Trump Turns the 2028 Olympics Into Another White House Power Grab
President Donald Trump spent August 5 turning the 2028 Los Angeles Olympics into the sort of White House production that makes even ordinary government coordination feel like a personality test. He signed an executive order creating a federal task force to help prepare for the Games, and the administration presented the move as a central part of planning for one of the largest sporting events in the world. On paper, the task force is supposed to handle issues such as security, transportation, border concerns, and the broader logistics that will surround the Olympics in Los Angeles. In practice, Trump used the announcement to cast the event as something that requires the president’s own supervision, as if the opening ceremony were just another item on the Oval Office calendar. That framing is familiar by now: take a bureaucratic process, wrap it in patriotic theater, and imply that only a strong presidential hand can keep the whole thing from falling apart.
There is nothing inherently strange about the federal government playing some role in a future Olympics. A massive international event in a city like Los Angeles will almost certainly require coordination among federal agencies, state officials, local law enforcement, transit authorities, and event organizers. The problem is the way Trump consistently treats coordination as a chance to center himself, his instincts, and his brand of politics. The actual organizing committee for the 2028 Games already exists, which makes the new task force less a replacement for the existing structure than a White House overlay on top of it. That may sound efficient in a press release, but it also raises the usual questions about whether Trump is interested in smooth governance or in making sure every major public project looks like it came with a presidential signature. He has a long record of turning institutional work into a stage for dominance, and this announcement fit that pattern neatly. What should have been a straightforward discussion of preparation became another opportunity for spectacle.
The security language around the task force also sharpened the political awkwardness. According to the administration’s framing, the group will help coordinate safety planning for the Games, and Trump at one point floated the idea of using the military to keep the event secure. That sort of offhand improvisation is exactly the kind of thing that makes civil liberties lawyers, local officials, and anyone else who prefers constitutional guardrails to gut instinct start reaching for the nearest rulebook. It is one thing for the federal government to assist with intelligence sharing, emergency planning, and interagency support. It is another thing entirely to treat a global sporting event like a security theater project in which the president gets to audition toughness for the cameras. Trump’s allies may see that as reassurance, but the style itself is the issue. When everything becomes a show of force, the line between preparedness and overreach gets blurry very quickly. And when the same president has a habit of treating authority as a personal possession, the blurring is not exactly reassuring.

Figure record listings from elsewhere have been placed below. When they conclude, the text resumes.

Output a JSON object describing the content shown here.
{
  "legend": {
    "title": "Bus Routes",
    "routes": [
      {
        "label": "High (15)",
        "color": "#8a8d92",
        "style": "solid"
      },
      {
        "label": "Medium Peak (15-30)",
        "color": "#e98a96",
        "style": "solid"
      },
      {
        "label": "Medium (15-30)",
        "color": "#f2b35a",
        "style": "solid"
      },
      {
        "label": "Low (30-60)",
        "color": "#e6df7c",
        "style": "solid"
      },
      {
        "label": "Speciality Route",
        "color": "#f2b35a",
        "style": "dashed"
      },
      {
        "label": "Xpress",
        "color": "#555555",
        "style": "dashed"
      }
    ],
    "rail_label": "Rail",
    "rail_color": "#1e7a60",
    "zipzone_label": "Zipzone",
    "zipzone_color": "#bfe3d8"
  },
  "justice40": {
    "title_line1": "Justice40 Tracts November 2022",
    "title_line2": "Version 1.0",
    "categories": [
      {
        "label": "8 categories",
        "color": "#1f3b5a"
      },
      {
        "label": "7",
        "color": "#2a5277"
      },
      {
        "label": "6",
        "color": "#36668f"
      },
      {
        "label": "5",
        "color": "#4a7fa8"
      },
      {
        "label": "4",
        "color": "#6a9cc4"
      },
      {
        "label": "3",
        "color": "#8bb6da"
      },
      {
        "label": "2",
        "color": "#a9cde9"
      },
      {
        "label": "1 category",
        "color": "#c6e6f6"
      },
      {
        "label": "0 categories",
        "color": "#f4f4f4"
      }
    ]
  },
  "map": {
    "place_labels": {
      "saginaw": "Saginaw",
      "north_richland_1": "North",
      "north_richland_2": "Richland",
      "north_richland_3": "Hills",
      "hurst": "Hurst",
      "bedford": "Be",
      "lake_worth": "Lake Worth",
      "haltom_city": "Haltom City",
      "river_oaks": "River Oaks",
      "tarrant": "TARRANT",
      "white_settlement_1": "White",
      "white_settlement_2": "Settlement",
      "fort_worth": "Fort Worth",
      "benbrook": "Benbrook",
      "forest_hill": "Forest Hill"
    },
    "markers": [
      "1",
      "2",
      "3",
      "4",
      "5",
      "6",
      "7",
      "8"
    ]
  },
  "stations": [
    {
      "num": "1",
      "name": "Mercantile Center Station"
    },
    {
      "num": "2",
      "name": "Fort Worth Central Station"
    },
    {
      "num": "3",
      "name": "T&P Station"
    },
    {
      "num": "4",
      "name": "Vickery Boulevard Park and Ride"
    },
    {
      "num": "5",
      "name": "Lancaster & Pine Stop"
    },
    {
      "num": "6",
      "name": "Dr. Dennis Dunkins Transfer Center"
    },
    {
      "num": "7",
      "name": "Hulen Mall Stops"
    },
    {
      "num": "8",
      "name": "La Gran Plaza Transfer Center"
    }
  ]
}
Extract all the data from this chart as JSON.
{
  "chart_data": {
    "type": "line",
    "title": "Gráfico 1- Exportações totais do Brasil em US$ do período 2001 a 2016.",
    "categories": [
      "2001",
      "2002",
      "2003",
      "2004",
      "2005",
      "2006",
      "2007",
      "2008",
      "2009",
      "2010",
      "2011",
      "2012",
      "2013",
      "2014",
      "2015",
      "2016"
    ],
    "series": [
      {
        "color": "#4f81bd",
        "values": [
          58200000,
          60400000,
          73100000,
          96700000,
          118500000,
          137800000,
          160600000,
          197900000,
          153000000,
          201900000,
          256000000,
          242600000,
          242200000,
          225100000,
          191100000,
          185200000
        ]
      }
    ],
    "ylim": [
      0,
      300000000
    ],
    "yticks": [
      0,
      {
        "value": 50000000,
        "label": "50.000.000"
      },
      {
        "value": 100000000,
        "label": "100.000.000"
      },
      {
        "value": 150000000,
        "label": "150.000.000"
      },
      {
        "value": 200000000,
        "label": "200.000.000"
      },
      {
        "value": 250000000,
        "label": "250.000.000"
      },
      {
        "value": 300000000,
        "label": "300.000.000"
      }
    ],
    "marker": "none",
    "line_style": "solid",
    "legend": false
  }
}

The politics of the moment are made more delicate by where the Olympics will actually happen. Los Angeles is a blue city in a blue state, and Trump has spent years treating California as both a target and a prop in his broader political story. Handing the White House a formal role in the 2028 Olympics may be defensible as a planning measure, but it also gives critics a ready-made example of how Trump likes to operate: by occupying every visible inch of the frame, demanding credit for basic coordination, and leaving everyone else to deal with the consequences. The timing only heightens the awkwardness, because the Games are still years away and the administration gets to enjoy the appearance of action now while the real accountability comes later. If the planning process goes smoothly, Trump can point to the task force as proof of foresight. If something goes wrong, the same task force becomes evidence that the White House preferred a grand announcement to sober preparation. That is the trap built into this kind of political pageantry, and it is one Trump keeps stepping into with surprising enthusiasm.
In that sense, the task force is not just a planning tool. It is also a statement about how Trump understands power, and that is what makes the whole thing feel less like governance and more like a familiar governing habit dressed in Olympic branding. A more restrained administration would likely emphasize limited federal support, clear roles for state and local officials, and a reminder that the Games belong to a broader institutional network rather than to the White House alone. Instead, Trump made the event sound like a presidential responsibility to manage, secure, and narrate from Washington. That may be satisfying for a president who enjoys being seen as the indispensable man in every room, but it also feeds the broader concern that he cannot resist converting public institutions into vehicles for self-display. Supporters will call it readiness and leadership. Critics will call it overreach with better lighting. Either way, the message was clear: even the Olympics are not safe from Trump’s instinct to turn civic planning into a personal performance.